So, instead of feeding large documents into these models which break them, you can instead provide them with an API to interrogate the document by writing code

Kind of off topic, but this reminded me about something I really don't like about the current paradigm of "intelligence" and "knowledge" being parts of a single monolithic model.

Why aren't we training models on how to search any generic dataset for information, find patterns, draw conclusions, etc, rather than baking the knowledge itself into the model? 8 or so GB of pure abstract reasoning strategies would probably be way more intelligent and efficient than even a much larger model we have now. Imagine if you can just give it an arbitrarily sized database whose content you control, which you can then fill with the highest quality, ethically obtained, human expert moderated data complete with attributions to original creators, and have it base all its decisions from that. It would even be able to cite what it used with identifiers in the database, which can then be manually verified. You get a concrete foundation of where it's getting its information from, and you only need to load what it currently needs into memory, whereas right now you have to load all the AI's "knowledge," relevant or not, into your precious and limited RAM. You would also be able to update the individual data separately from the model itself, and have it produce updated results from the new data. That would actually be what I consider an artificial "intelligence" and not a fancy statistical prediction mechanism.

[–] HiddenLayer555@lemmy.ml 2 points 2 hours ago

You heard it folks, invalidate all US patents and copyright because written treaties are irrelevant!

[–] HiddenLayer555@lemmy.ml 1 points 3 hours ago* (last edited 3 hours ago)

The question is: What is an effective legal framework that focuses on the precise harms, doesn’t allow AI vendors to easily evade accountability, and doesn’t inflict widespread collateral damage?

This is entirely my opinion and I'm likely wrong about many things, but at minimum:

  1. The model has to be open source and freely downloadable, runnable, and copyleft, satisfying the distribution license requirements of copyleft source material (I'm willing to give a free pass to making it copyleft in general, as different copyleft licenses can have different and contradictory distribution license requirements, but IMO the leap from permissive to copyleft is the more important part). I suspect this alone will kill the AI bubble, because as soon as they can't exclusively profit off it they won't see AI as "the future" anymore.

  2. All training data needs to be freely downloadable and independently hosted by the AI creator. Goes without saying that only material you can legally copy and host on your own server can be used as training data. This solves the IP theft issue, as IMO if your work is licensed such that it can be redistributed in its entirety, it should logically also be okay to use it as training data. And if you can't even legally host it on your own server, using it to train AI is off the table. And the independently hosted dataset (complete with metadata about where it came from) also serves as attribution, as you can then search the training data for creators.
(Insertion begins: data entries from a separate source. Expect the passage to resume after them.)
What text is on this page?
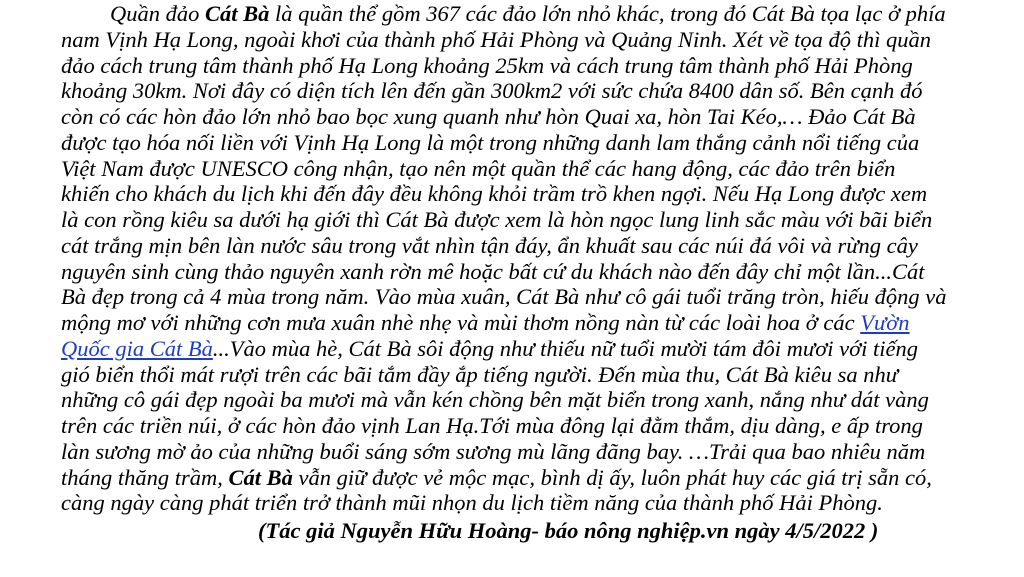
Quần đảo Cát Bà là quần thể gồm 367 các đảo lớn nhỏ khác, trong đó Cát Bà tọa lạc ở phía
nam Vịnh Hạ Long, ngoài khơi của thành phố Hải Phòng và Quảng Ninh. Xét về tọa độ thì quần
đảo cách trung tâm thành phố Hạ Long khoảng 25km và cách trung tâm thành phố Hải Phòng
khoảng 30km. Nơi đây có diện tích lên đến gần 300km2 với sức chứa 8400 dân số. Bên cạnh đó
còn có các hòn đảo lớn nhỏ bao bọc xung quanh như hòn Quai xa, hòn Tai Kéo,… Đảo Cát Bà
được tạo hóa nối liền với Vịnh Hạ Long là một trong những danh lam thắng cảnh nổi tiếng của
Việt Nam được UNESCO công nhận, tạo nên một quần thể các hang động, các đảo trên biển
khiến cho khách du lịch khi đến đây đều không khỏi trầm trồ khen ngợi. Nếu Hạ Long được xem
là con rồng kiêu sa dưới hạ giới thì Cát Bà được xem là hòn ngọc lung linh sắc màu với bãi biển
cát trắng mịn bên làn nước sâu trong vắt nhìn tận đáy, ẩn khuất sau các núi đá vôi và rừng cây
nguyên sinh cùng thảo nguyên xanh rờn mê hoặc bất cứ du khách nào đến đây chỉ một lần...Cát
Bà đẹp trong cả 4 mùa trong năm. Vào mùa xuân, Cát Bà như cô gái tuổi trăng tròn, hiếu động và
mộng mơ với những cơn mưa xuân nhè nhẹ và mùi thơm nồng nàn từ các loài hoa ở các Vườn
Quốc gia Cát Bà...Vào mùa hè, Cát Bà sôi động như thiếu nữ tuổi mười tám đôi mươi với tiếng
gió biển thổi mát rượi trên các bãi tắm đầy ắp tiếng người. Đến mùa thu, Cát Bà kiêu sa như
những cô gái đẹp ngoài ba mươi mà vẫn kén chồng bên mặt biển trong xanh, nắng như dát vàng
trên các triền núi, ở các hòn đảo vịnh Lan Hạ.Tới mùa đông lại đằm thắm, dịu dàng, e ấp trong
làn sương mờ ảo của những buổi sáng sớm sương mù lãng đãng bay. …Trải qua bao nhiêu năm
tháng thăng trầm, Cát Bà vẫn giữ được vẻ mộc mạc, bình dị ấy, luôn phát huy các giá trị sẵn có,
càng ngày càng phát triển trở thành mũi nhọn du lịch tiềm năng của thành phố Hải Phòng.
(Tác giả Nguyễn Hữu Hoàng- báo nông nghiệp.vn ngày 4/5/2022 )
  3. Pay server owners for use of their resources. If you're scraping for AI you at the very least need to have a way for server owners to send you bills. And no content can be scraped from the original source more than once, see point 2.

  4. Either have a mechanism of tracking acknowledgement and accurately generating references along with the code, or if that's too challenging, I'm personally also okay with a blanket policy where anything AI generated is public domain. The idea that you can use AI generated code derived from open source in your proprietary app, and can then sue anyone who has the audacity to copy your AI generated code, is ridiculous and unacceptable.

[–] HiddenLayer555@lemmy.ml 8 points 4 hours ago* (last edited 2 hours ago) (2 children)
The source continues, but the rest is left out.